MaskNet: Automated Face Mask Detection For Better COVID Data Analytics

Inspiration

We are living in a public health crisis, where a polarized political atmosphere and general social unrest has led to unnecessarily complex and political stances on wearing face masks. One of the major reasons that much is unknown about the spread of COVID and why tactics such as contact-tracing are sometimes fruitless is because of the lack of a reliable and widespread method of collecting data on metrics such as face mask usage. In order to provide such a solution, MaskNet was developed. MaskNet is an automated face-mask detection pipeline to provide better public health data analytics and allow authorities to pinpoint COVID risk areas. The software could also be used to generate real-time maps so that users can see which places around them are frequently visited by non-mask users and can exercise caution in those zones.

What it does

MaskNet is a live camera system that detects whether someone is entering a store with or without a facemask. It then sends this info to a firebase database which produces a visualization on a website as you can see in our demo video. This way, people can see high COVID risk areas (where people are not wearing face masks regularly) and take appropriate measures. It can also be used by authorities to determine areas that need medical supplies and where there is high inequality.

How we built it

The data used in this project consisted of 4236 unique images containing a total of 15411 unique faces, separated into 20 different classes based on the type of facial covering. Since this was a binary classification problem, only the images from three of these classes were considered (no covering, lower-face mask, and mask worn incorrectly). The first problem to solve was that of accurately extracting faces from an image containing one or more. This was done through a Multi-Cascade CNN method (mtcnn). The second issue to resolve was a heavy class imbalance in the image dataset favoring masked faces, and this was solved through under-sampling the data and implementing a weighted loss function. To classify whether a person’s face was wearing a mask, a CNN architecture was developed and the CNN was trained with over 5500 unique face images of vastly differing degrees of resolutions, zooms, orientations, and skin colors. After optimizing and fine-tuning, the final test accuracy of the model was 96.8%, which is an achievement considering the fact that a decent proportion of the training images were excessively blurry or had other occlusions such as shadows or graininess. Finally, the two networks were combined into a single system that segmented, extracted, and resized faces from an image frame and then evaluated the face-mask CNN classifier on each of the faces. This was then packaged into a program that ran the composed pipeline on a video stream and showed live predictions. We used the center prop to dynamically change the range and zoom of the map when a store is pressed. On componentDidMount, we initialize an event listener for changes to the Firebase Realtime Database so that people counts and mask counts can be updated as they are processed by the backend

Challenges we ran into

Challneges for web: A challenge encountered in the web development is the complexity of designing a user interface that is simple to use and also visualizes the received metrics from the MaskNet camera backend. We use an Express backend to index the received bounding box coordinates and map them as either coming into the store or leaving the store. The backend instance also sends this data to Firebase Realtime Database, and our front-end listens to the database and automatically rerenders with any changes to the store customer count as well as the customer with mask count.
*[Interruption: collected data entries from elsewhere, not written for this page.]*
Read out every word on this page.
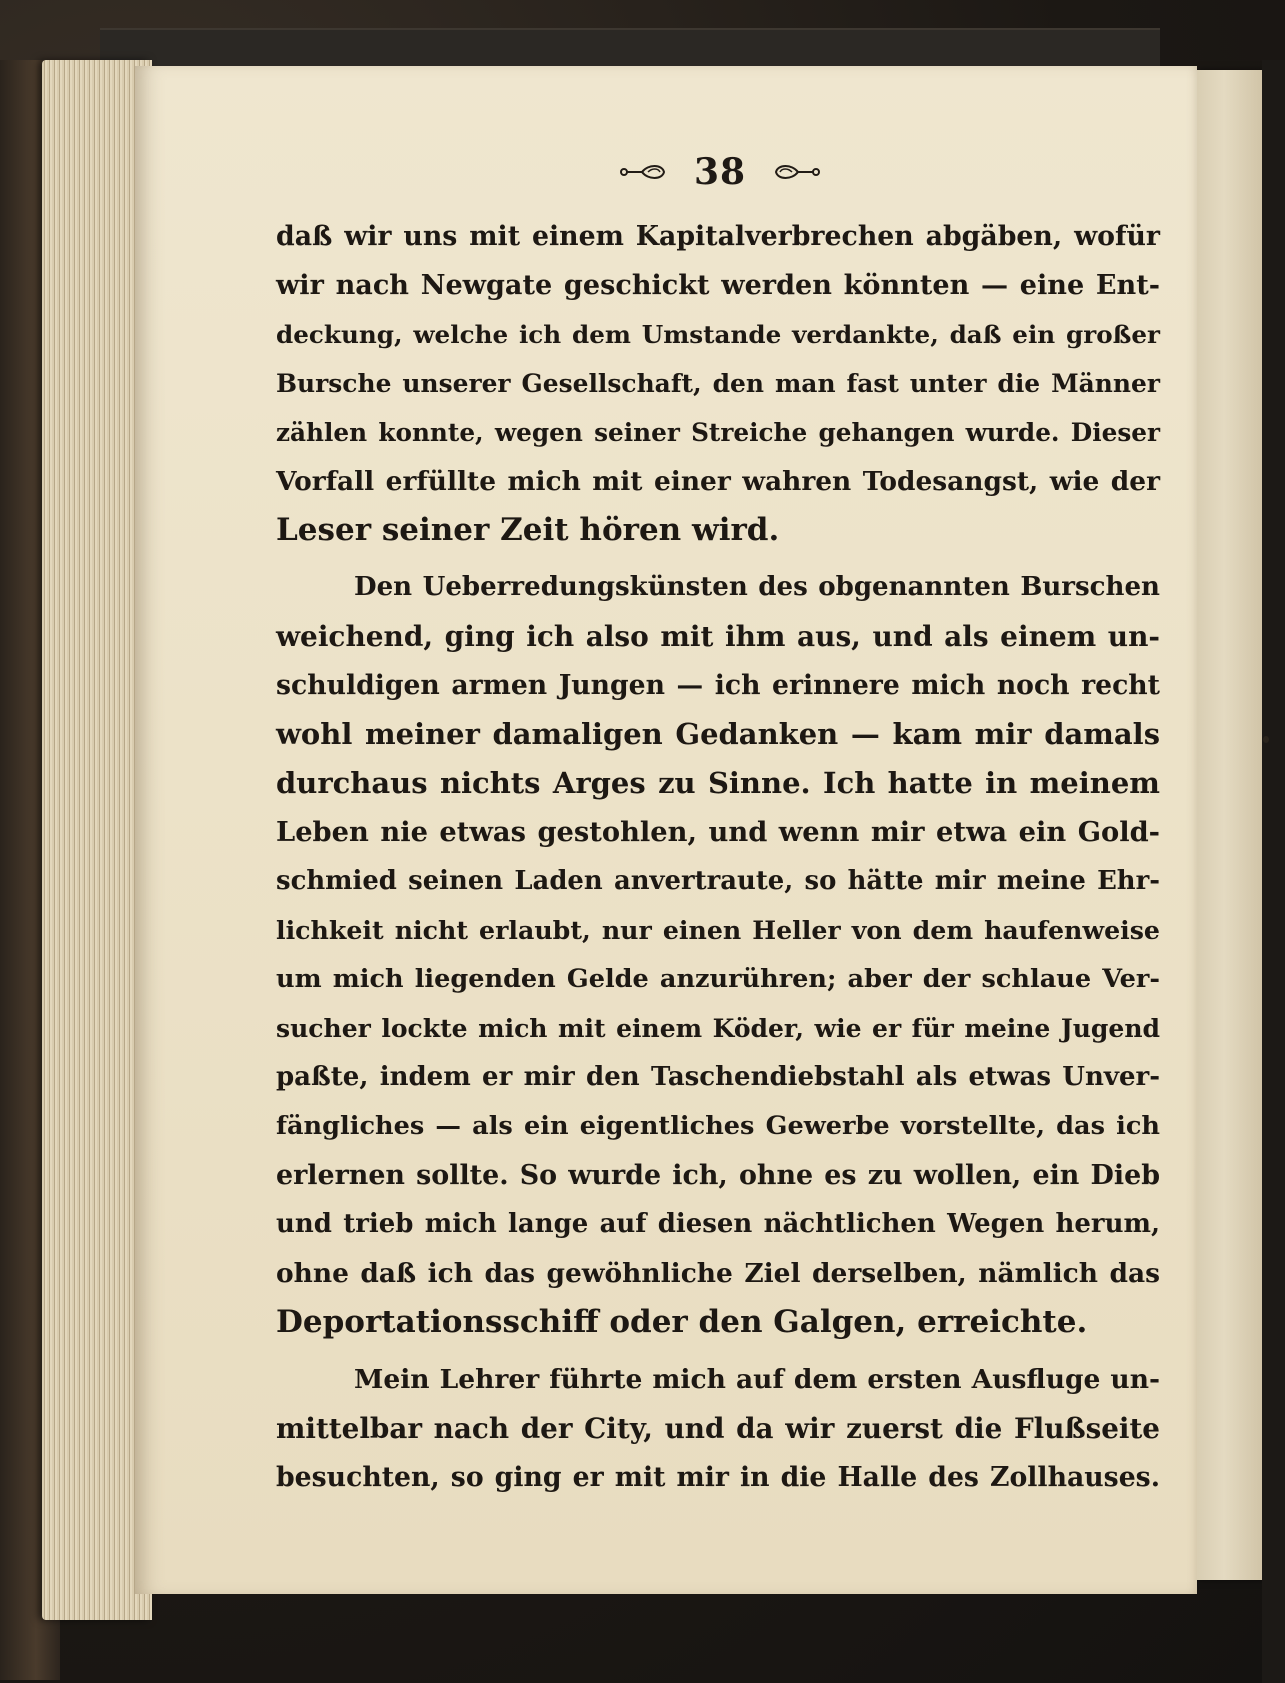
38
daß wir uns mit einem Kapitalverbrechen abgäben, wofür
wir nach Newgate geschickt werden könnten — eine Ent-
deckung, welche ich dem Umstande verdankte, daß ein großer
Bursche unserer Gesellschaft, den man fast unter die Männer
zählen konnte, wegen seiner Streiche gehangen wurde. Dieser
Vorfall erfüllte mich mit einer wahren Todesangst, wie der
Leser seiner Zeit hören wird.
Den Ueberredungskünsten des obgenannten Burschen
weichend, ging ich also mit ihm aus, und als einem un-
schuldigen armen Jungen — ich erinnere mich noch recht
wohl meiner damaligen Gedanken — kam mir damals
durchaus nichts Arges zu Sinne. Ich hatte in meinem
Leben nie etwas gestohlen, und wenn mir etwa ein Gold-
schmied seinen Laden anvertraute, so hätte mir meine Ehr-
lichkeit nicht erlaubt, nur einen Heller von dem haufenweise
um mich liegenden Gelde anzurühren; aber der schlaue Ver-
sucher lockte mich mit einem Köder, wie er für meine Jugend
paßte, indem er mir den Taschendiebstahl als etwas Unver-
fängliches — als ein eigentliches Gewerbe vorstellte, das ich
erlernen sollte. So wurde ich, ohne es zu wollen, ein Dieb
und trieb mich lange auf diesen nächtlichen Wegen herum,
ohne daß ich das gewöhnliche Ziel derselben, nämlich das
Deportationsschiff oder den Galgen, erreichte.
Mein Lehrer führte mich auf dem ersten Ausfluge un-
mittelbar nach der City, und da wir zuerst die Flußseite
besuchten, so ging er mit mir in die Halle des Zollhauses.
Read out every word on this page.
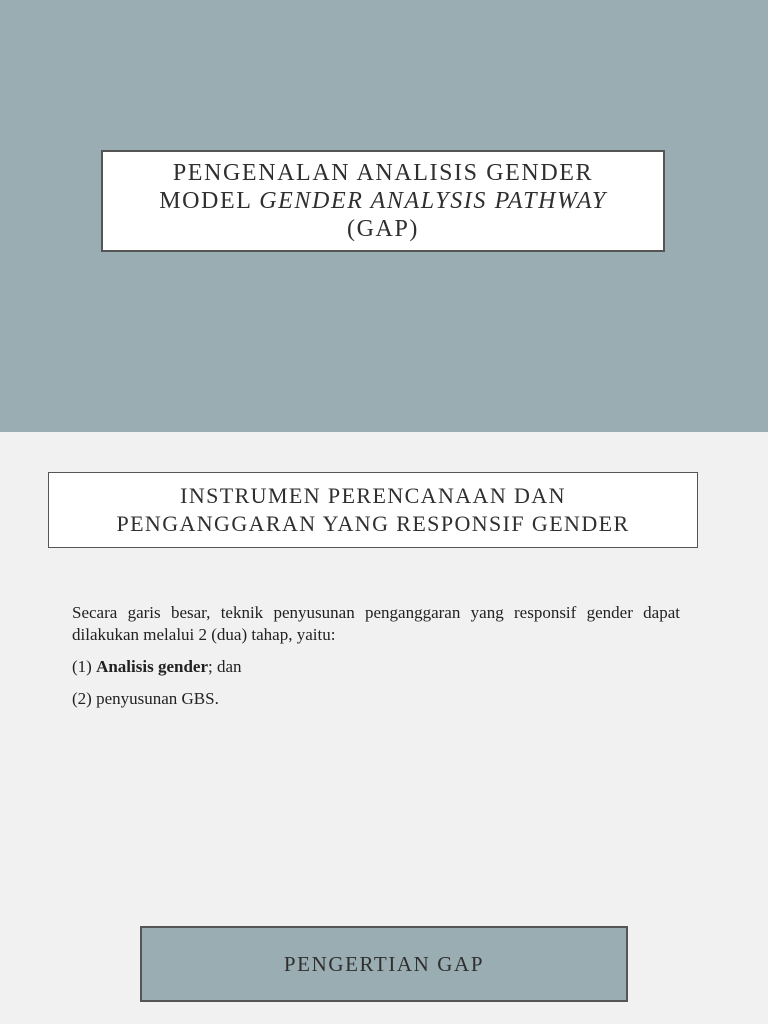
PENGENALAN ANALISIS GENDER
MODEL GENDER ANALYSIS PATHWAY
(GAP)
INSTRUMEN PERENCANAAN DAN
PENGANGGARAN YANG RESPONSIF GENDER

Secara garis besar, teknik penyusunan penganggaran yang responsif gender dapat dilakukan melalui 2 (dua) tahap, yaitu:

(1) Analisis gender; dan

(2) penyusunan GBS.

PENGERTIAN GAP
Challenges for the ML: OpenCV drawing lines and keeping track of all the bounding box coordinates was kind of hard. It was also difficult predicting when someone entered, since we needed to keep track of both the direction the person was going and then threshold the x value of the center of the face bounding box based on that. Additionally, the algorithm to track each face was also a challenge. Due to the time constraint, we ended up using a naive approach of assuming that the same face would have the minimum euclidean distance between the centers of the bounding boxes of consecutive frames. Based on this we were able to the approximate the face's average velocity and then appropriately send a request to the firebase database when someone had entered.

Accomplishments that we're proud of

Really proud of the accurate ML model that predicts whether someone is wearing a face mask. It even managed to predict whether someone is wearing the mask incorrectly, or if they're just covering their face with their hands. For this, kudos to the great quality data on kaggle. We're also proud of the algorithm that predicts the direction of movement and thresholds accordingly. This felt a lot like a traditional coding competition problem.

What we learned

Learned about doing advanced ML in python, interfacing with google maps with react, and in general combining these two different systems into one coherent pipeline. We learned that transfer learning is really powerful, and we learned some ways to reduce class imbalance when training a computer vision model. Lastly we learned that you shouldn't procrastinate until 20 minutes before the deadline to start your video :)

What's next

We hope to further integrate more ways to keep track of COVID-19 in your community. By using public health sources and county-specific virus metrics, we hope to outline entire counties by particular counties and move to a “heat-map” type of visualization. This will make it even easier for people to find stores to support while staying safe in this public health crisis.